Catherine O’Sullivan, a senior studying architecture at the University of Miami, wanted to create a wooden rocking toy for her cousin who was expecting his first child in Ireland.
O’Sullivan worked on the toy with boyfriend Michael Galea, also a UM architecture student. Made of bamboo, the toy was sleek and functional, designed to ship and be assembled easily.
Little did the couple know the small wooden horse would become a baby of their own.
After graduating last May, O’Sullivan and Galea realized the profit potential for the toys, and Wee Rock Toy Co. was born.
Galea and O’Sullivan are part of a brave cadre of recent college graduates who are starting their own businesses. Despite the slow economy, grads and teachers say they are motivated not so much by want of jobs but by a desire to work for themselves or build their dreams. The national unemployment rate for college grads 25 and older was 4 percent last year, still above normal for educated workers, but well below that of the overall workforce.
While O’Sullivan, 23, has a day job at an architecture and urban design firm, and Galea, 25, has pending job offers, the couple has invested close to $20,000 in creating about 100 of the bamboo rocking toys.
“We figured this is the right time to try it,” Galea said.
Although they have no prior business experience, both O’Sullivan and Galea live in Miami-Dade with their parents and have not started paying their student loans. The simplicity of the rocking toy’s design, which uses no parts or hardware, allows them to keep costs relatively low. They both used money earned during college to finance the business, and haven’t had to take out any loans.

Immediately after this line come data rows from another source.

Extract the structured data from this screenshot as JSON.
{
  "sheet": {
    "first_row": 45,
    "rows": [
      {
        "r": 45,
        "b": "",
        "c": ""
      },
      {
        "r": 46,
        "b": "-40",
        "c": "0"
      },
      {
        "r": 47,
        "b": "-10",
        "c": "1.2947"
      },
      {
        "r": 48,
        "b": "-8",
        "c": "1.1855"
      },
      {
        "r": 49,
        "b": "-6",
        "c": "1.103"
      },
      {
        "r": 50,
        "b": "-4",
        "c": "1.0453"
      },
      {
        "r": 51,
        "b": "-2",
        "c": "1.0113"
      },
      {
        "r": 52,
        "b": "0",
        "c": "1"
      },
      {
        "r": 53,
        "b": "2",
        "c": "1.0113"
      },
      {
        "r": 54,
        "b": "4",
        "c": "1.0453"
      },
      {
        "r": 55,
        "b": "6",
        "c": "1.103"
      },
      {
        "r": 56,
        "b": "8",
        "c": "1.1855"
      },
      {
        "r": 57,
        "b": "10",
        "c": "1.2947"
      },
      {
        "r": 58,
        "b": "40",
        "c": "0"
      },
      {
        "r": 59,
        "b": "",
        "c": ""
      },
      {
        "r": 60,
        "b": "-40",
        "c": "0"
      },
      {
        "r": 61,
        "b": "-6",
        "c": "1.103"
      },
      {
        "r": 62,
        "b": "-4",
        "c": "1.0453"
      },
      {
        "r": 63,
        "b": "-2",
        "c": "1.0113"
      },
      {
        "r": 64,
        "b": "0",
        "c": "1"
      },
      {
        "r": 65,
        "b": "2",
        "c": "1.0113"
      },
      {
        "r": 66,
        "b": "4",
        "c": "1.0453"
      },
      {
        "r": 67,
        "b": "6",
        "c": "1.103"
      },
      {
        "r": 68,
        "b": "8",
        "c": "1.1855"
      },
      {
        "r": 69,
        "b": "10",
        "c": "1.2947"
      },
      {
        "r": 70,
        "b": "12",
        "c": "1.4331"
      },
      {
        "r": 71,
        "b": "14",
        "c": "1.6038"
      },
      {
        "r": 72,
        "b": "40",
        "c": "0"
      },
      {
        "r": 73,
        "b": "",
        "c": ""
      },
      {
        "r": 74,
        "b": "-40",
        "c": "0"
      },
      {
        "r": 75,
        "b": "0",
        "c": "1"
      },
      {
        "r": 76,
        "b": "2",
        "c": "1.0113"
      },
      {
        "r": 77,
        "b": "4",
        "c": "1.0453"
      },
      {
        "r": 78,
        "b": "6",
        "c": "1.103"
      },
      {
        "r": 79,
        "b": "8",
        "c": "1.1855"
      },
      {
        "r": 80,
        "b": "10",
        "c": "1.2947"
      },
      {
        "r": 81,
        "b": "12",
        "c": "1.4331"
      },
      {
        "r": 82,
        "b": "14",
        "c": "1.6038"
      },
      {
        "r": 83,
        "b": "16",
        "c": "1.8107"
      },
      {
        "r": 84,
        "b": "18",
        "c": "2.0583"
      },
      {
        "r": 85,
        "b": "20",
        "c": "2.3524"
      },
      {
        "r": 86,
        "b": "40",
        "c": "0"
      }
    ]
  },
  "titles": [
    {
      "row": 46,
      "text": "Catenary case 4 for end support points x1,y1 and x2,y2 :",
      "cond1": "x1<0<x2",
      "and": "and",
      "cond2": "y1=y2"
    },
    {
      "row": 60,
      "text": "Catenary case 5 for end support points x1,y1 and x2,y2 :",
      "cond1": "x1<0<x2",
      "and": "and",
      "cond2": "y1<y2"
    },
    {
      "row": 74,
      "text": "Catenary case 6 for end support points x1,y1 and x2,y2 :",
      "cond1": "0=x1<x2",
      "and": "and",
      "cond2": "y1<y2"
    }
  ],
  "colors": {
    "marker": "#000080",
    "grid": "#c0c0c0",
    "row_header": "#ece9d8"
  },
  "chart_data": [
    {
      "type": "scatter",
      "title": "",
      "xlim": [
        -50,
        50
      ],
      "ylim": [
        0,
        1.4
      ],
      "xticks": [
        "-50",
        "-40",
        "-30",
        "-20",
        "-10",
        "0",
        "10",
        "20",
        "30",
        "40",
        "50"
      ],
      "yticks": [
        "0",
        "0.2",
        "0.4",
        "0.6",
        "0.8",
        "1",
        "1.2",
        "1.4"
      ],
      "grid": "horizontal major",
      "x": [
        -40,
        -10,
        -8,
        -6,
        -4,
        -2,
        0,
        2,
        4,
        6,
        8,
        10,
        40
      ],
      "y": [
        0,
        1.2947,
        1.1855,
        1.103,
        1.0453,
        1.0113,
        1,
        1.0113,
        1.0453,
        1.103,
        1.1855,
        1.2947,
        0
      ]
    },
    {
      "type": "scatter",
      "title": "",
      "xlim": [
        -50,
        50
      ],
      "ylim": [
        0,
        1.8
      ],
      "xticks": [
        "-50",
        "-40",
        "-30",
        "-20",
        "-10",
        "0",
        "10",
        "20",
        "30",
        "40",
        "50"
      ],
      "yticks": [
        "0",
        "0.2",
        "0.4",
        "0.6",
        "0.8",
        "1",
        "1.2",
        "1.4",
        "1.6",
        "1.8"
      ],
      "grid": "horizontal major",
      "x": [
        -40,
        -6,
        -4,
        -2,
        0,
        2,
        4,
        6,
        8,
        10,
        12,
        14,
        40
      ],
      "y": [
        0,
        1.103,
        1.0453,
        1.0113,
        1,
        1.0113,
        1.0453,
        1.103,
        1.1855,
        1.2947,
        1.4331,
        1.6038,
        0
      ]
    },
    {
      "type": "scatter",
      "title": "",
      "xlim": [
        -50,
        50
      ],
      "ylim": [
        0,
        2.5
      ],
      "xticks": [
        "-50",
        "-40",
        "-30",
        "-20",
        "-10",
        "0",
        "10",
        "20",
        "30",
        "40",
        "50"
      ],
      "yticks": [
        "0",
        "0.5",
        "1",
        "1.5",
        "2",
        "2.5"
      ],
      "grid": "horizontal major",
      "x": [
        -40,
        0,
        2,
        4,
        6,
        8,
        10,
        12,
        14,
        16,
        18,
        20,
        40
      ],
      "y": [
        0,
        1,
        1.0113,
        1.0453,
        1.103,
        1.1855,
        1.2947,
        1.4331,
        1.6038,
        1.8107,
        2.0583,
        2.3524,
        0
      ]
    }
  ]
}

Wee Rock has already sold 13 toys, which go for $300 each, in the first month of business, and the duo is confident sales will pick up in the coming months.
Martin Luytjes, an entrepreneurship professor at Florida International University, said more and more students like Galea and O’Sullivan are starting their own businesses, not out of necessity, but because they’re the right age to get their foot into the businesses world.
“Now young people are realizing that, ‘Wait a minute, I have some great ideas and I want to pursue them,’ ” Luytjes said. “When you’re out of school, it’s easy to start a business because you have nothing to lose.”
Luytjes said he sees students from a variety of majors taking entrepreneurship classes to complement their studies, because every industry has a business side to it. Many students major in entrepreneurship because they feel it gives them more potential than other subjects.
“The major is the number-one most versatile degree,” said Christopher Poore, 23, another UM graduate.
Poore and business partner Ronald Rick III, 23, opened a Miami-based franchise of College Hunks Hauling Junk & Moving after meeting company founder and UM alumnus Omar Soliman through a senior-level entrepreneurship class. Poore said they felt comfortable embarking on their own business venture right out of school because their studies taught them every aspect of the business world, from creating business plans to marketing.
Other students who don’t have a business background still see more opportunity in entrepreneurship than in taking traditional jobs for their degree.